ECE2015 Eposter Presentations Pituitary: clinical (121 abstracts)
1Department of Internal Medicine, Section Endocrinology, VU University Medical Center, Amsterdam, The Netherlands; 2Department of Internal Medicine, VU University Medical Center, Amsterdam, The Netherlands.
Introduction: The current guidelines state that the goals of growth hormone (GH) therapy should be an appropriate clinical response and avoidance of side effects. The target level for IGF1 is commonly the upper half of the reference range, although no published studies offer specific guidance in this regard. Therefore, the aim of the present study is to investigate associations between IGF1 levels within the reference range and several efficacy and safety measures of GH treatment in substituted GH deficient adults.
Methods: 32 subjects receiving GH therapy for at least a year with a stable IGF1 concentration of −1 to 1 S.D. score (SDS) were included and randomized to receive either a decrease of their regular dose (IGF1 target level of −2 to −1 SDS) or an increase of their dose (IGF1 target level of 12 SDS) for a period of 6 months. Measurements of body composition, lipid profile, glucose metabolism, physical performance and quality of life, next to information on tolerability were collected.

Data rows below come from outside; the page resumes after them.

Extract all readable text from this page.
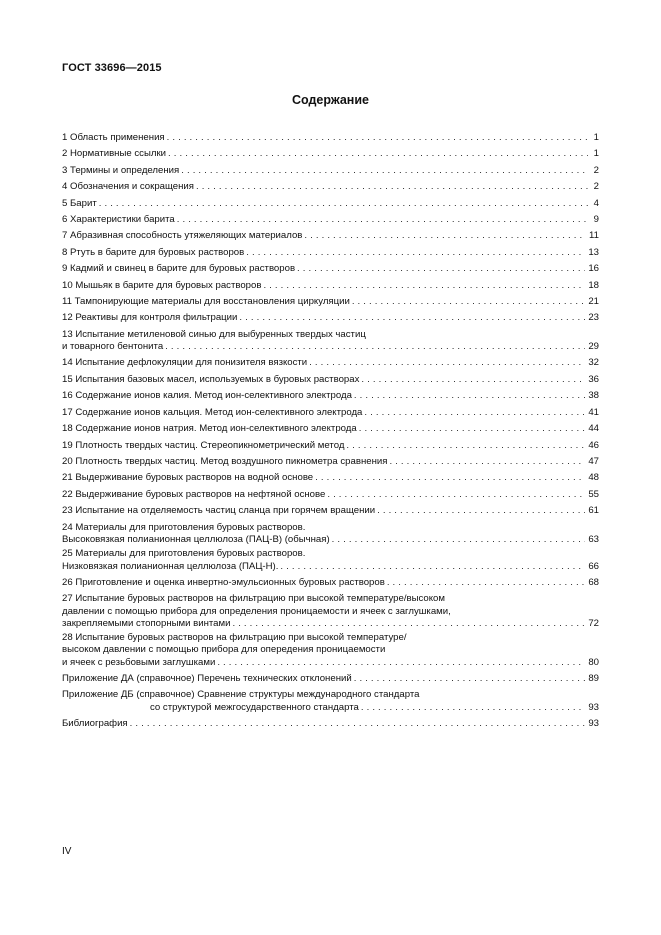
ГОСТ 33696—2015
Содержание
1 Область применения . . .	1
2 Нормативные ссылки . . .	1
3 Термины и определения . . .	2
4 Обозначения и сокращения . . .	2
5 Барит . . .	4
6 Характеристики барита . . .	9
7 Абразивная способность утяжеляющих материалов . . .	11
8 Ртуть в барите для буровых растворов . . .	13
9 Кадмий и свинец в барите для буровых растворов . . .	16
10 Мышьяк в барите для буровых растворов . . .	18
11 Тампонирующие материалы для восстановления циркуляции . . .	21
12 Реактивы для контроля фильтрации . . .	23
13 Испытание метиленовой синью для выбуренных твердых частиц
и товарного бентонита . . .	29
14 Испытание дефлокуляции для понизителя вязкости . . .	32
15 Испытания базовых масел, используемых в буровых растворах . . .	36
16 Содержание ионов калия. Метод ион-селективного электрода . . .	38
17 Содержание ионов кальция. Метод ион-селективного электрода . . .	41
18 Содержание ионов натрия. Метод ион-селективного электрода . . .	44
19 Плотность твердых частиц. Стереопикнометрический метод . . .	46
20 Плотность твердых частиц. Метод воздушного пикнометра сравнения . . .	47
21 Выдерживание буровых растворов на водной основе . . .	48
22 Выдерживание буровых растворов на нефтяной основе . . .	55
23 Испытание на отделяемость частиц сланца при горячем вращении . . .	61
24 Материалы для приготовления буровых растворов.
Высоковязкая полианионная целлюлоза (ПАЦ-В) (обычная) . . .	63
25 Материалы для приготовления буровых растворов.
Низковязкая полианионная целлюлоза (ПАЦ-Н). . . .	66
26 Приготовление и оценка инвертно-эмульсионных буровых растворов . . .	68
27 Испытание буровых растворов на фильтрацию при высокой температуре/высоком
давлении с помощью прибора для определения проницаемости и ячеек с заглушками,
закрепляемыми стопорными винтами . . .	72
28 Испытание буровых растворов на фильтрацию при высокой температуре/
высоком давлении с помощью прибора для опередения проницаемости
и ячеек с резьбовыми заглушками . . .	80
Приложение ДА (справочное) Перечень технических отклонений . . .	89
Приложение ДБ (справочное) Сравнение структуры международного стандарта
со структурой межгосударственного стандарта . . .	93
Библиография . . .	93
IV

Results: Thirty subjects (65.6% male, mean age 46.6 (9.9 S.D.) years) could be analysed. Decreasing the GH dose lead to more experienced fatigue. Increasing the GH dose lead to an improvement of the walking distance (6-min walking test: change 25.5 (29.7 S.D.) meters, P=0.01), and to an overall better feeling (P=0.04). There was a trend of a difference in change between de- and increasing GH dose in waist circumference (P=0.07) in favour of increasing dose. However, increasing GH dose resulted in a higher fasting glucose (0.4 (0.7 S.D.) mmol/l, P=0.05) and subjects experienced more myalgia.
Conclusion: Although increasing GH dose to IGF1 levels of 1 to 2 SDS improved physical performance and subjects reported an overall better feeling, safety is not guaranteed with the demonstrated effect on glucose metabolism and reported adverse events.
Disclosure: This work was partly supported by an investigator-initiated grant from Pfizer bv. C C van Bunderen is supported by an AGIKO grant of The Netherlands Organisation for Health Research and Development (ZonMw) (grant number: 92003591).